Panik statt Ruhe in Argentinien

von Toni Keppeler (taz Nr. 6593 vom 6.11.2001)

Land ist de facto bankrott. Umschuldungspaket löst Run auf Sparkonten aus: Schon 500 Millionen Dollar abgehoben

Die Wirtschaftskommentatoren sind sich einig: Argentinien ist faktisch zahlungsunfähig. Die Regierung traut sich nur noch nicht, das hässliche Wort in den Mund zu nehmen. Präsident Fernando de la Rúa hat mit dem am Donnerstag präsentierten Wirtschaftspaket genau das Gegenteil von dem erreicht, was er wollte: nicht Ruhe, sondern Panik.

Bis zum Wochenende hatten Sparer schon 500 Millionen Dollar von ihren Konten abgehoben. Die Zinsen für kurzfristige Anleihen schossen auf über 200% in die Höhe. Der Risikofaktor für das Land erreichte fast 2.500 Basispunkte. Das bedeutet, dass Argentinien für Anleihen 25 Prozentpunkte höhere Zinsen bieten müsste als vergleichbare Papiere in den USA.

De la Rúa hatte angekündigt, er wolle hochprozentige Anleihen gegen 7-prozentige Neuemissionen tauschen und damit allein 2001 bis zu vier Milliarden Dollar sparen - fast ein Drittel der Summe, die Argentinien jährlich an Zinsen zahlt. Die Umschuldung soll mit inländischen Banken und Pensionsfonds beginnen und später die ausländischen Gläubiger einbeziehen. Von den 132 Milliarden Dollar Staatsschulden entfallen zwei Drittel auf Anleihen, der Rest auf Kredite beim Internationalen Währungsfonds und bei Banken.

Als Garantie bietet der Staat den Gläubigern Steuereinnahmen an. Doch die Steuerperspektiven sind alles andere als rosig: Allein im Oktober sanken die Einnahmen der Regierung im Vergleich zum Vorjahr um 11,3%. Auch hat de la Rúa gleichzeitig mit der Umschuldung eine teilweise Senkung der Mehrwertsteuer angekündigt, um den Konsum zu beleben. Obendrein weigern sich die Provinz-Gouverneure, eine Verringerung der Steuertransfers vom Bund an die Provinzen hinzunehmen, wie die Zentralregierung sie plant. Wo also sollen die Garantien herkommen?
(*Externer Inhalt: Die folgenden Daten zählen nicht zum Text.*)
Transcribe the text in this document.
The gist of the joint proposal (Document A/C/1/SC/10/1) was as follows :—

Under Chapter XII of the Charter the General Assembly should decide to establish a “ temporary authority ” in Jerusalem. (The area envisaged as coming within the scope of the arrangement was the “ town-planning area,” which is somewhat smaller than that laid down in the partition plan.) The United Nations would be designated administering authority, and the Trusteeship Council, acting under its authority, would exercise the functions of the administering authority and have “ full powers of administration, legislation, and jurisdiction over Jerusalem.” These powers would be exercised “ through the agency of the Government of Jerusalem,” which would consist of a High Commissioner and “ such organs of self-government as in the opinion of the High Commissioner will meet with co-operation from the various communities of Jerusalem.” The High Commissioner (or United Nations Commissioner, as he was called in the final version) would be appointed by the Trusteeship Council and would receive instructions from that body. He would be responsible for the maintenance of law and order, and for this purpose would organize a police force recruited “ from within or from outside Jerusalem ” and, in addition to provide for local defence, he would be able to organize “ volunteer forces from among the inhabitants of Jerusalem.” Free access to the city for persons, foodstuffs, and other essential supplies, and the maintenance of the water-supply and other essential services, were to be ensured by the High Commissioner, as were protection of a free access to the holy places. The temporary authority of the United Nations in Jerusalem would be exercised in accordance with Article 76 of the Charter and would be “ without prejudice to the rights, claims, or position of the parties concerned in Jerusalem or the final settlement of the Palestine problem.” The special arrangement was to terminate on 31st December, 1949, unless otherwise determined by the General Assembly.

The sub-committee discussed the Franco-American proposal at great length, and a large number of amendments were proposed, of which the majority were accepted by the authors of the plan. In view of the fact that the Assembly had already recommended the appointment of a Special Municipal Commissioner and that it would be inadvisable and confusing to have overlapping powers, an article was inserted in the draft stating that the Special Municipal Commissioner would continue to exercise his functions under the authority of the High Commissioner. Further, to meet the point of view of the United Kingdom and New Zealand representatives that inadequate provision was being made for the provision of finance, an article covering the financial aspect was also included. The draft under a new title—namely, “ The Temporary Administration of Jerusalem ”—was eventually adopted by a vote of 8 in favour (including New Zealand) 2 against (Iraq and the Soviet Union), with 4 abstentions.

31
Horacio Liendo, Berater von Wirtschaftsminister Domingo Cavallo, sagte kleinlaut: "Wenn wir nicht mindestens Anleihen über 15 Milliarden Dollar tauschen, wird der Plan scheitern." Bis letzte Woche war noch von einem Schuldentausch von bis zu 92 Milliarden Dollar die Rede.

Analysten gehen inzwischen davon aus, dass Argentinien Zahlungsunfähigkeit für 95 seiner 132 Milliarden Dollar Schulden erklären muss. Dies wäre der weltweit größte Fall einer Insolvenz. Den bislang umfangreichsten Crash hatte Russland 1998 hingelegt. Obwohl es sich dabei um nicht einmal die Hälfte dieser Summe gehandelt hatte, wurden Lateinamerika und Asien mit in die Krise gerissen.

Argentinien steht eine turbulente Zukunft bevor. Weil fast alle nationalen Banken auf jeder Menge staatlicher Schuldentitel sitzen, wird ein Sturm auf die Sparkonten erwartet. Bankenpleiten als Folge werden nicht mehr ausgeschlossen. Schon letzte Woche hat sich die Provinz Chaco für zahlungsunfähig erklärt. Und am Donnerstag, etwa zeitgleich mit der Ankündigung des Wirtschaftspakets, zündeten mehrere hundert Staatsangestellte in der Provinz San Juan ein Regierungsgebäude an. Sie hatten zwei Monate kein Gehalt bekommen.